May defends UK airstrikes in Syria
UK Prime Minister Theresa May says Britain’s involvement in US-led attacks against Syrian forces was “unintentional” and her country is only seeking to fight the Daesh (ISIL) terrorist group in the Arab country.
Speaking at the United Nations Headquarters in New York on Monday, the British premier told reporters that Britain would “fully” contribute to investigations about a series of airstrikes by the Western coalition that killed over 60 Syrian government forces in the Syrian city of Dayr al-Zawr on Saturday.
“From the UK’s point of view we are there to deal with Daesh, to deal with the terrorist threat that is Daesh,” she said.
“We would never intentionally strike or focus on Syrian forces,” May added. “But there is an investigation taking place and we will be contributing to that investigation fully.”
The British Ministry of Defence admitted earlier on Monday that UK drones participated in the airstrikes.
According to the Syrian military, the coalition aircraft targeted the positions of Syrian government forces inside an airport surrounded by Takfiri militants.
The incident allowed Daesh to briefly take control over the region before being pushed back by Syrian forces.
The Syrian General Command referred to the incident as a “serious and blatant aggression” against the Syrian army, adding that it was also “conclusive evidence” that the US-led coalition is supporting Daesh militants.
The so-called coalition has been carrying out strikes against the group’s purported positions inside Syria and Iraq since 2014 without a UN mandate or any authorization from Damascus. However, the effort has done little to stop Daesh’s advances in Syria and Iraq.

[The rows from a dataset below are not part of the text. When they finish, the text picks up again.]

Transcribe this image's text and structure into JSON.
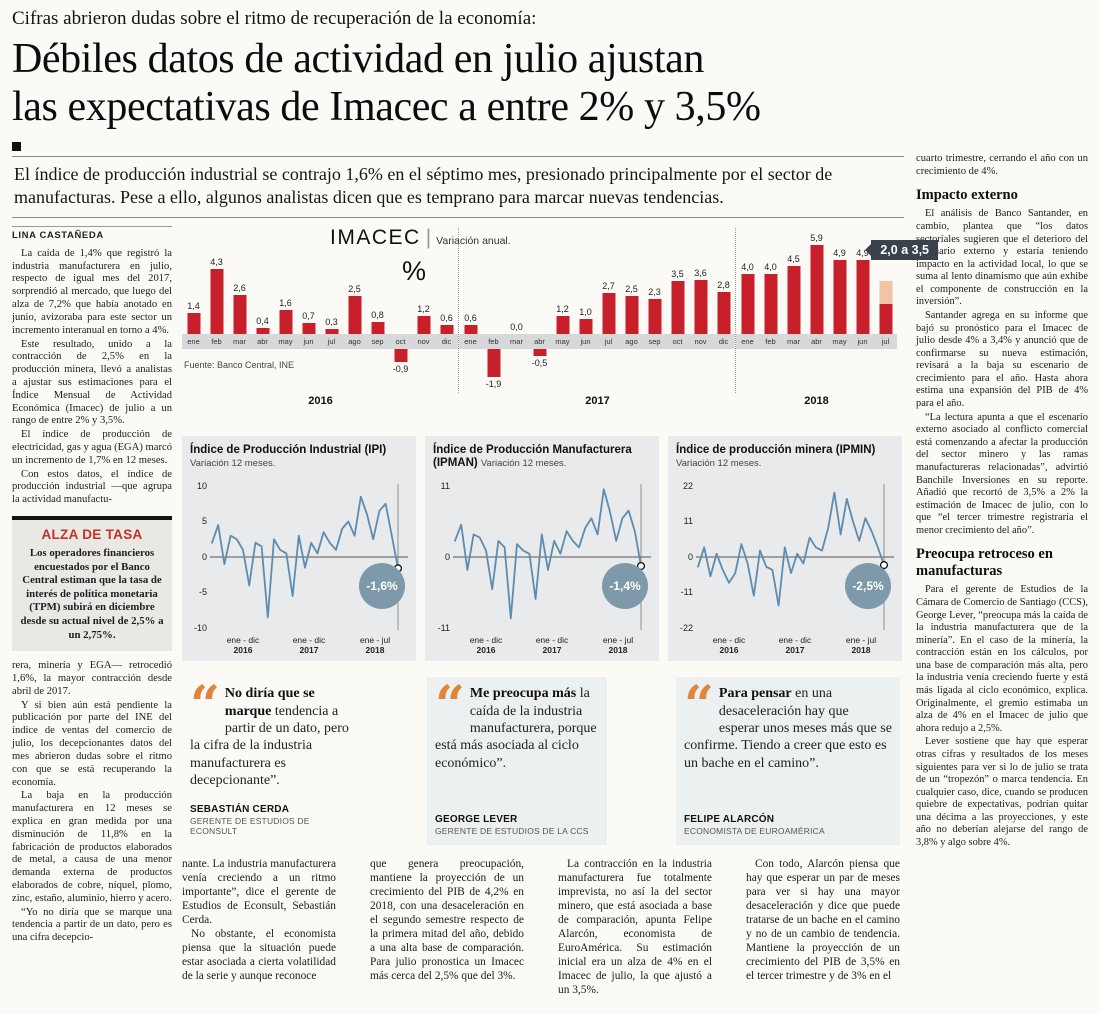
{
  "kicker": "Cifras abrieron dudas sobre el ritmo de recuperación de la economía:",
  "headline": {
    "line1": "Débiles datos de actividad en julio ajustan",
    "line2": "las expectativas de Imacec a entre 2% y 3,5%"
  },
  "lede": "El índice de producción industrial se contrajo 1,6% en el séptimo mes, presionado principalmente por el sector de manufacturas. Pese a ello, algunos analistas dicen que es temprano para marcar nuevas tendencias.",
  "byline": "LINA CASTAÑEDA",
  "left_column": {
    "paragraphs_before": [
      "La caída de 1,4% que registró la industria manufacturera en julio, respecto de igual mes del 2017, sorprendió al mercado, que luego del alza de 7,2% que había anotado en junio, avizoraba para este sector un incremento interanual en torno a 4%.",
      "Este resultado, unido a la contracción de 2,5% en la producción minera, llevó a analistas a ajustar sus estimaciones para el Índice Mensual de Actividad Económica (Imacec) de julio a un rango de entre 2% y 3,5%.",
      "El índice de producción de electricidad, gas y agua (EGA) marcó un incremento de 1,7% en 12 meses.",
      "Con estos datos, el índice de producción industrial —que agrupa la actividad manufactu-"
    ],
    "box": {
      "title": "ALZA DE TASA",
      "text": "Los operadores financieros encuestados por el Banco Central estiman que la tasa de interés de política monetaria (TPM) subirá en diciembre desde su actual nivel de 2,5% a un 2,75%."
    },
    "paragraphs_after": [
      "rera, minería y EGA— retrocedió 1,6%, la mayor contracción desde abril de 2017.",
      "Y si bien aún está pendiente la publicación por parte del INE del índice de ventas del comercio de julio, los decepcionantes datos del mes abrieron dudas sobre el ritmo con que se está recuperando la economía.",
      "La baja en la producción manufacturera en 12 meses se explica en gran medida por una disminución de 11,8% en la fabricación de productos elaborados de metal, a causa de una menor demanda externa de productos elaborados de cobre, níquel, plomo, zinc, estaño, aluminio, hierro y acero.",
      "“Yo no diría que se marque una tendencia a partir de un dato, pero es una cifra decepcio-"
    ]
  },
  "chart_data": [
    {
      "type": "bar",
      "title": "IMACEC",
      "title_sep": "|",
      "subtitle": "Variación anual.",
      "unit": "%",
      "source": "Fuente: Banco Central, INE",
      "months": [
        "ene",
        "feb",
        "mar",
        "abr",
        "may",
        "jun",
        "jul",
        "ago",
        "sep",
        "oct",
        "nov",
        "dic"
      ],
      "groups": [
        {
          "year": "2016",
          "values": [
            1.4,
            4.3,
            2.6,
            0.4,
            1.6,
            0.7,
            0.3,
            2.5,
            0.8,
            -0.9,
            1.2,
            0.6
          ],
          "labels": [
            "1,4",
            "4,3",
            "2,6",
            "0,4",
            "1,6",
            "0,7",
            "0,3",
            "2,5",
            "0,8",
            "-0,9",
            "1,2",
            "0,6"
          ]
        },
        {
          "year": "2017",
          "values": [
            0.6,
            -1.9,
            0.0,
            -0.5,
            1.2,
            1.0,
            2.7,
            2.5,
            2.3,
            3.5,
            3.6,
            2.8
          ],
          "labels": [
            "0,6",
            "-1,9",
            "0,0",
            "-0,5",
            "1,2",
            "1,0",
            "2,7",
            "2,5",
            "2,3",
            "3,5",
            "3,6",
            "2,8"
          ]
        },
        {
          "year": "2018",
          "values": [
            4.0,
            4.0,
            4.5,
            5.9,
            4.9,
            4.9,
            null
          ],
          "labels": [
            "4,0",
            "4,0",
            "4,5",
            "5,9",
            "4,9",
            "4,9",
            ""
          ]
        }
      ],
      "estimate": {
        "badge": "2,0 a 3,5",
        "low": 2.0,
        "high": 3.5,
        "month": "jul",
        "year": "2018"
      }
    },
    {
      "type": "line",
      "title": "Índice de Producción Industrial (IPI)",
      "subtitle": "Variación 12 meses.",
      "badge": "-1,6%",
      "ylim": [
        -10,
        10
      ],
      "yticks": [
        10,
        5,
        0,
        -5,
        -10
      ],
      "x_groups": [
        {
          "label": "ene - dic",
          "year": "2016"
        },
        {
          "label": "ene - dic",
          "year": "2017"
        },
        {
          "label": "ene - jul",
          "year": "2018"
        }
      ],
      "values": [
        2,
        4.5,
        -1,
        3,
        2.5,
        1,
        -4,
        2,
        1.5,
        -8.5,
        2.5,
        1,
        0.5,
        -5.5,
        3,
        -1.5,
        2,
        0.5,
        3.5,
        2,
        1,
        4,
        5,
        3,
        8.5,
        6,
        2.5,
        6.5,
        7.5,
        3,
        -1.6
      ]
    },
    {
      "type": "line",
      "title": "Índice de Producción Manufacturera (IPMAN)",
      "subtitle": "Variación 12 meses.",
      "badge": "-1,4%",
      "ylim": [
        -11,
        11
      ],
      "yticks": [
        11,
        0,
        -11
      ],
      "x_groups": [
        {
          "label": "ene - dic",
          "year": "2016"
        },
        {
          "label": "ene - dic",
          "year": "2017"
        },
        {
          "label": "ene - jul",
          "year": "2018"
        }
      ],
      "values": [
        2.5,
        5,
        -2,
        3.5,
        3,
        1,
        -5,
        2.5,
        1.5,
        -9.5,
        2,
        1,
        0.5,
        -6.5,
        3.5,
        -2,
        2.5,
        0.5,
        4,
        2.5,
        1.5,
        4.5,
        6,
        3.5,
        10.5,
        7,
        2.5,
        6,
        7.2,
        4,
        -1.4
      ]
    },
    {
      "type": "line",
      "title": "Índice de producción minera (IPMIN)",
      "subtitle": "Variación 12 meses.",
      "badge": "-2,5%",
      "ylim": [
        -22,
        22
      ],
      "yticks": [
        22,
        11,
        0,
        -11,
        -22
      ],
      "x_groups": [
        {
          "label": "ene - dic",
          "year": "2016"
        },
        {
          "label": "ene - dic",
          "year": "2017"
        },
        {
          "label": "ene - jul",
          "year": "2018"
        }
      ],
      "values": [
        -3,
        3,
        -6,
        1,
        -4,
        -8,
        -5,
        4,
        -2,
        -12,
        2,
        -3,
        -4,
        -15,
        3,
        -5,
        1,
        -2,
        6,
        3,
        2,
        9,
        20,
        7,
        18,
        11,
        5,
        12,
        8,
        3,
        -2.5
      ]
    }
  ],
  "quotes": [
    {
      "lead": "No diría que se marque",
      "rest": " tendencia a partir de un dato, pero la cifra de la industria manufacturera es decepcionante”.",
      "name": "SEBASTIÁN CERDA",
      "role": "GERENTE DE ESTUDIOS DE ECONSULT"
    },
    {
      "lead": "Me preocupa más",
      "rest": " la caída de la industria manufacturera, porque está más asociada al ciclo económico”.",
      "name": "GEORGE LEVER",
      "role": "GERENTE DE ESTUDIOS DE LA CCS"
    },
    {
      "lead": "Para pensar",
      "rest": " en una desaceleración hay que esperar unos meses más que se confirme. Tiendo a creer que esto es un bache en el camino”.",
      "name": "FELIPE ALARCÓN",
      "role": "ECONOMISTA DE EUROAMÉRICA"
    }
  ],
  "bottom_columns": {
    "col1": [
      "nante. La industria manufacturera venía creciendo a un ritmo importante”, dice el gerente de Estudios de Econsult, Sebastián Cerda.",
      "No obstante, el economista piensa que la situación puede estar asociada a cierta volatilidad de la serie y aunque reconoce"
    ],
    "col2": [
      "que genera preocupación, mantiene la proyección de un crecimiento del PIB de 4,2% en 2018, con una desaceleración en el segundo semestre respecto de la primera mitad del año, debido a una alta base de comparación. Para julio pronostica un Imacec más cerca del 2,5% que del 3%."
    ],
    "col3": [
      "La contracción en la industria manufacturera fue totalmente imprevista, no así la del sector minero, que está asociada a base de comparación, apunta Felipe Alarcón, economista de EuroAmérica. Su estimación inicial era un alza de 4% en el Imacec de julio, la que ajustó a un 3,5%."
    ],
    "col4": [
      "Con todo, Alarcón piensa que hay que esperar un par de meses para ver si hay una mayor desaceleración y dice que puede tratarse de un bache en el camino y no de un cambio de tendencia. Mantiene la proyección de un crecimiento del PIB de 3,5% en el tercer trimestre y de 3% en el"
    ]
  },
  "right_column": {
    "continuation": "cuarto trimestre, cerrando el año con un crecimiento de 4%.",
    "sections": [
      {
        "heading": "Impacto externo",
        "paragraphs": [
          "El análisis de Banco Santander, en cambio, plantea que “los datos sectoriales sugieren que el deterioro del escenario externo y estaría teniendo impacto en la actividad local, lo que se suma al lento dinamismo que aún exhibe el componente de construcción en la inversión”.",
          "Santander agrega en su informe que bajó su pronóstico para el Imacec de julio desde 4% a 3,4% y anunció que de confirmarse su nueva estimación, revisará a la baja su escenario de crecimiento para el año. Hasta ahora estima una expansión del PIB de 4% para el año.",
          "“La lectura apunta a que el escenario externo asociado al conflicto comercial está comenzando a afectar la producción del sector minero y las ramas manufactureras relacionadas”, advirtió Banchile Inversiones en su reporte. Añadió que recortó de 3,5% a 2% la estimación de Imacec de julio, con lo que “el tercer trimestre registraría el menor crecimiento del año”."
        ]
      },
      {
        "heading": "Preocupa retroceso en manufacturas",
        "paragraphs": [
          "Para el gerente de Estudios de la Cámara de Comercio de Santiago (CCS), George Lever, “preocupa más la caída de la industria manufacturera que de la minería”. En el caso de la minería, la contracción están en los cálculos, por una base de comparación más alta, pero la industria venía creciendo fuerte y está más ligada al ciclo económico, explica. Originalmente, el gremio estimaba un alza de 4% en el Imacec de julio que ahora redujo a 2,5%.",
          "Lever sostiene que hay que esperar otras cifras y resultados de los meses siguientes para ver si lo de julio se trata de un “tropezón” o marca tendencia. En cualquier caso, dice, cuando se producen quiebre de expectativas, podrían quitar una décima a las proyecciones, y este año no deberían alejarse del rango de 3,8% y algo sobre 4%."
        ]
      }
    ]
  },
  "colors": {
    "bar_red": "#c8202a",
    "estimate_pink": "#f2c3a7",
    "estimate_badge_bg": "#3a434b",
    "line_blue": "#5d8cb0",
    "circle_badge_bg": "#7e99a9",
    "quote_orange": "#e0863c",
    "box_title_red": "#c23222",
    "panel_gray": "#e8eaeb",
    "axis_band_gray": "#d6d8d9"
  }
}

The UK’s involvement in the US-led campaign against militants in Iraq and Syria stirred controversy after British Special Forces were spotted fighting alongside anti-government militants in Syria.
According to a report published by the Times in early June, British troops have been frequently crossing into Syria to support the so-called New Syrian Army (NSA), who were trained by British and American forces in Jordan.
The UK Department for International Development (DFID), a British government institution responsible for administering foreign spending, estimates that about £5.1 million of British aid for Syria may have ended up in the hands of Daesh.
British authorities also say that at least 800 UK nationals have traveled to Syria and Iraq to fight alongside various Takfiri groups.